Anche in questo genere, Sergio Bonelli amava gli sconfitti. Per lui, ogni guerra non ha mai avuto nulla di eroico, ma somiglia a un grande macello di esseri umani, spinti alla morte da superiori incapaci o desiderosi soltanto della dannata decorazione al valor militare (altrui, naturalmente).

Kirk Douglas in
Kirk Douglas in Orizzonti di Gloria.

Lo dimostrano i suoi titoli del cuore: I forzati della gloria (1945) di William A. Wellman; Prima linea (Attack!) (1956) e Non è più tempo di eroi (1970), entrambi firmati da Robert Aldrich; Orizzonti di gloria (1957) di Stanley Kubrick; La croce di ferro (1977) dell’amato Sam Peckinpah, veri e proprio pugni nello stomaco in grado di mettere k.o. qualsiasi guerrafondaio.

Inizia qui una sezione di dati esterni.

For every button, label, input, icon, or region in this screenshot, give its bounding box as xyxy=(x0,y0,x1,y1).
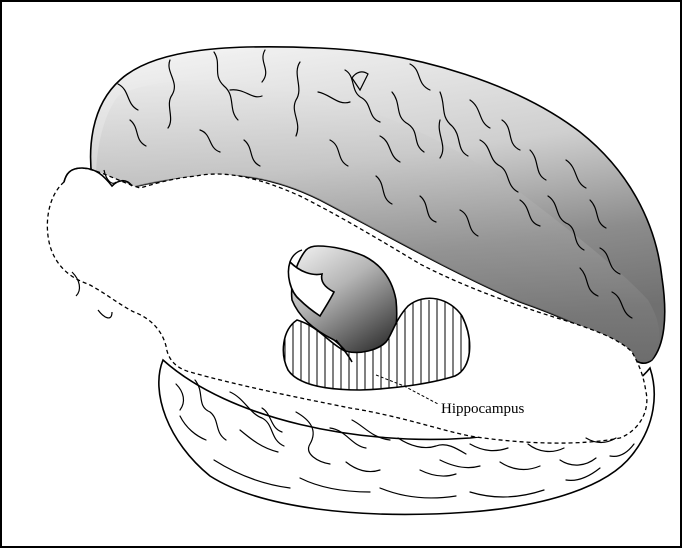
hippocampus-label: Hippocampus xyxy=(441,401,524,417)
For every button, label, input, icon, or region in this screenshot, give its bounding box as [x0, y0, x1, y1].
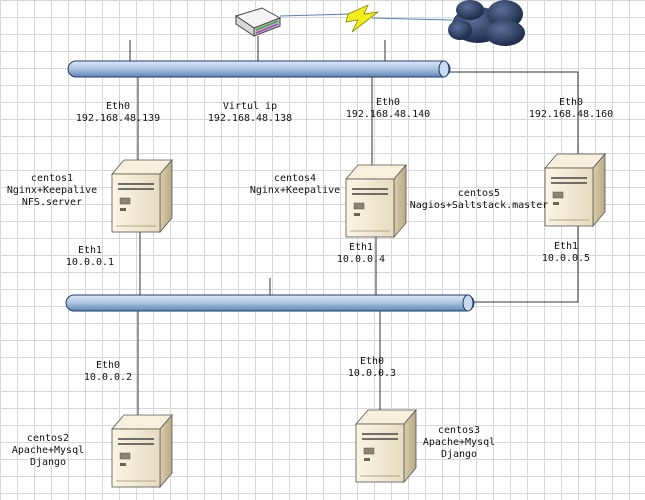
centos2-host-label: centos2 Apache+Mysql Django [11, 433, 85, 468]
centos5-eth1-label: Eth1 10.0.0.5 [541, 241, 591, 264]
server-icon [111, 414, 173, 488]
centos5-eth0-label: Eth0 192.168.48.160 [528, 97, 614, 120]
centos2-eth0-label: Eth0 10.0.0.2 [83, 360, 133, 383]
centos3-host-label: centos3 Apache+Mysql Django [422, 425, 496, 460]
centos1-host-label: centos1 Nginx+Keepalive NFS.server [6, 173, 98, 208]
server-icon [111, 159, 173, 233]
public-network-bus [67, 60, 451, 78]
centos1-eth1-label: Eth1 10.0.0.1 [65, 245, 115, 268]
private-network-bus [65, 294, 475, 312]
centos4-host-label: centos4 Nginx+Keepalive [249, 173, 341, 196]
lightning-icon [345, 4, 380, 33]
centos1-eth0-label: Eth0 192.168.48.139 [75, 101, 161, 124]
centos5-host-label: centos5 Nagios+Saltstack.master [409, 188, 549, 211]
cloud-icon [448, 0, 525, 46]
router-icon [234, 7, 282, 37]
server-icon [544, 153, 606, 227]
centos4-eth1-label: Eth1 10.0.0.4 [336, 242, 386, 265]
server-icon [355, 409, 417, 483]
server-icon [345, 164, 407, 238]
centos4-eth0-label: Eth0 192.168.48.140 [345, 97, 431, 120]
centos3-eth0-label: Eth0 10.0.0.3 [347, 356, 397, 379]
virtual-ip-label: Virtul ip 192.168.48.138 [207, 101, 293, 124]
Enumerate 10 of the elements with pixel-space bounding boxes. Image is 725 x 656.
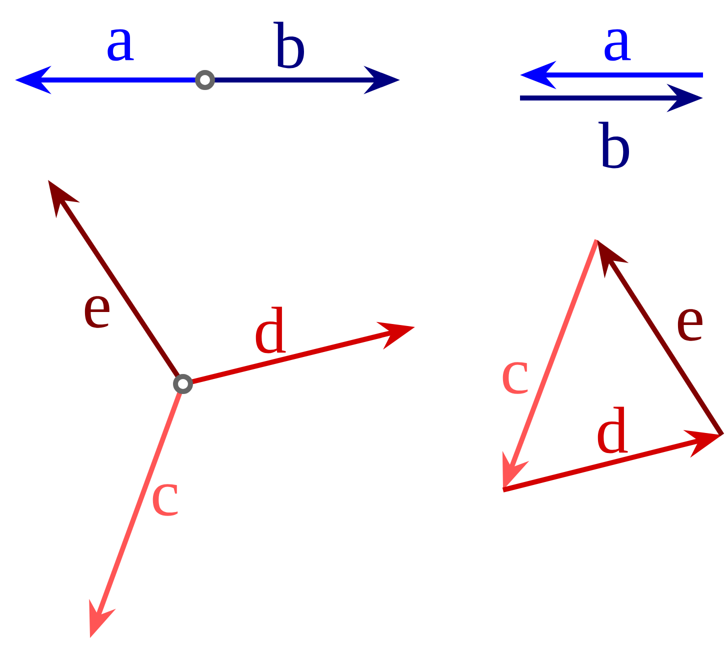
vector-label: c	[152, 484, 178, 516]
vector-label: e	[84, 296, 110, 328]
vector-label: a	[108, 29, 134, 61]
vector-label: c	[502, 362, 528, 394]
vector-label: b	[598, 122, 629, 168]
vector-label: e	[678, 309, 702, 341]
vector-label: d	[256, 306, 286, 354]
vector-label: b	[274, 22, 304, 68]
vector-label: d	[598, 406, 628, 454]
vector-label: a	[604, 29, 631, 61]
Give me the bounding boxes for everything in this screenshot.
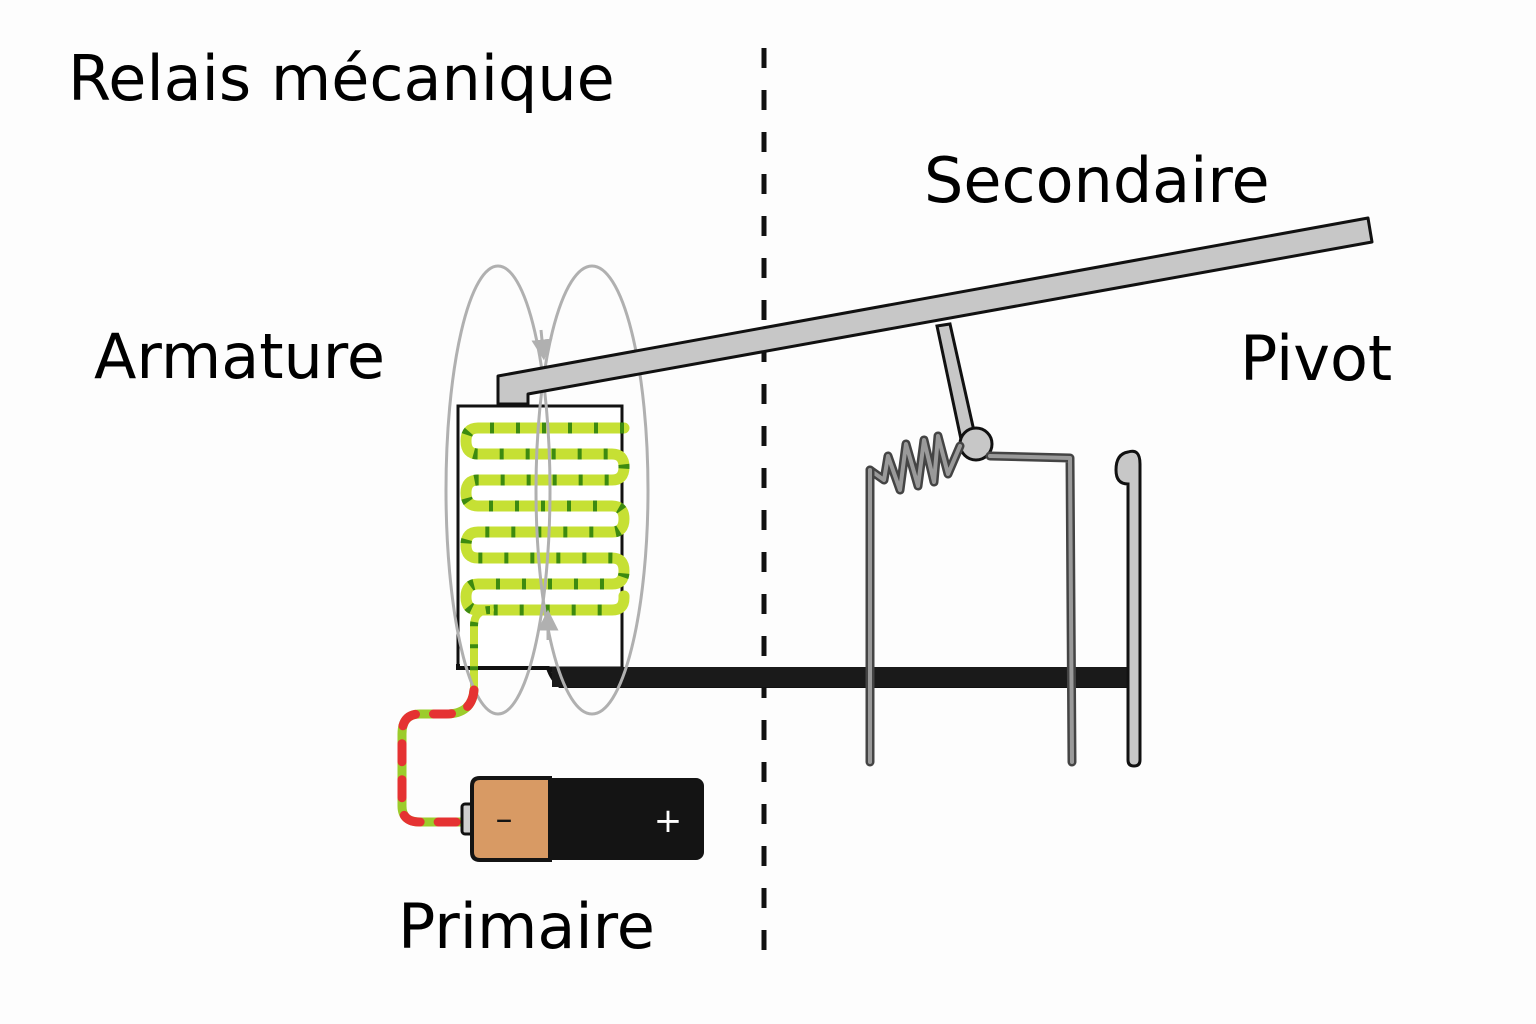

E poi c’erano i film dedicati agli antieroi della Legione Straniera: Beau Geste (1939) di William A. Wellman, La Bandera – Marcia o muori (1977) di Dick Richards e I dieci della legione (1951) di Willis Goldbeck. Anche la guerra Anglo-Zulu in Sudafrica lo affascinava, per merito di colossal come Zulu (1964) di Cy Endfield, ricostruzione quasi giornalistica dell’assedio di Rorke’s Drift, dove centocinquanta soldati inglesi tennero testa a un accerchiamento messo in atto da cinquemila guerrieri Zulu, seguìto da Zulu Dawn (1979) di Douglas Hickox, scritto dallo stesso Cy Endfield, in cui viene narrata la sonora sconfitta subìta dai soldati di Sua Maestà Britannica nella battaglia di Isandlwana, combattuta nel 1879.